Due to the work the MetroHealth team is doing with advanced technologies, collaborative approaches, and even clinical trials, both Drs. Weidenbecher and Carter say MetroHealth is a leader in treating sleep apnea.
"I want providers and patients to know that we have many options besides CPAP, and most of the time we're able to find a solution. We can individualize care and we have the experience and expertise," Dr. Weidenbecher says.
Dr. Carter says the Center for Sleep Medicine wants to ensure that patients get the best possible care for their sleep apnea. "We don't want patients to give up. They have options. Even if they're not a good candidate for Inspire, they can get dental, nonsurgical or other treatments. We will work to customize a treatment plan for your sleep."
The MetroHealth System is redefining health care by going beyond medical treatment to improve the foundations of community health and well-being: affordable housing, a cleaner environment, economic opportunity and access to fresh food, convenient transportation, legal help and other services. The system strives to become as good at preventing disease as it is at treating it.
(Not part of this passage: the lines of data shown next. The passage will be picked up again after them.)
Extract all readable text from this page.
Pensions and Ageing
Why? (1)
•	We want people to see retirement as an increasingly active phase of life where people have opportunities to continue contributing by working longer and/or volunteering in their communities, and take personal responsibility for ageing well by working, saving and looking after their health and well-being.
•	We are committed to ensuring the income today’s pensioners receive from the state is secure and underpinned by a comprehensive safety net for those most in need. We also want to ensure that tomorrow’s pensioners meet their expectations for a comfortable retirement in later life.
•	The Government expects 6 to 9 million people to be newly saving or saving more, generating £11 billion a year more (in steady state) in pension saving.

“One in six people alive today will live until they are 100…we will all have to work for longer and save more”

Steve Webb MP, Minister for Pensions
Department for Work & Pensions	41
The system’s more than 600 doctors, 1,700 nurses and 7,800 employees go to work each day with a mission of service, to their patients and to the community. As Cuyahoga County’s safety-net health system, MetroHealth plays an essential role in the region, caring for anyone and everyone, regardless of an ability to pay.
Founded in 1837, MetroHealth operates four hospitals, four emergency departments and more than 20 health centers and 40 additional sites throughout Cuyahoga County. The system serves more than 300,000 patients, two-thirds of whom are uninsured or covered by Medicare or Medicaid.
MetroHealth is home to Cuyahoga County’s most experienced Level I Adult Trauma Center, verified since 1992, and Ohio’s only adult and pediatric trauma and burn center.
As an academic medical center, MetroHealth is committed to research and to teaching and training tomorrow’s caregivers. Each active staff physician holds a faculty appointment at Case Western Reserve University School of Medicine. Its main campus hospital houses the Cleveland Metropolitan School District’s Lincoln-West School of Science & Health, the only high school in America located inside a hospital.
Knowing that good health is about much more than good medical care, MetroHealth has launched the Institute for H.O.P.E.™ (Health, Opportunity, Partnership, Empowerment), which uses a coordinated, collaborative and strategic approach to help patients with non-medical needs such as healthy food, stable housing and job training.
The MetroHealth Glick Center, a new 11-floor hospital, is under construction on the system’s main campus in Cleveland and is scheduled to welcome its first patients in October 2022. The billion-dollar project is the cornerstone of a wider neighborhood revitalization effort led by the system and its partners in the community.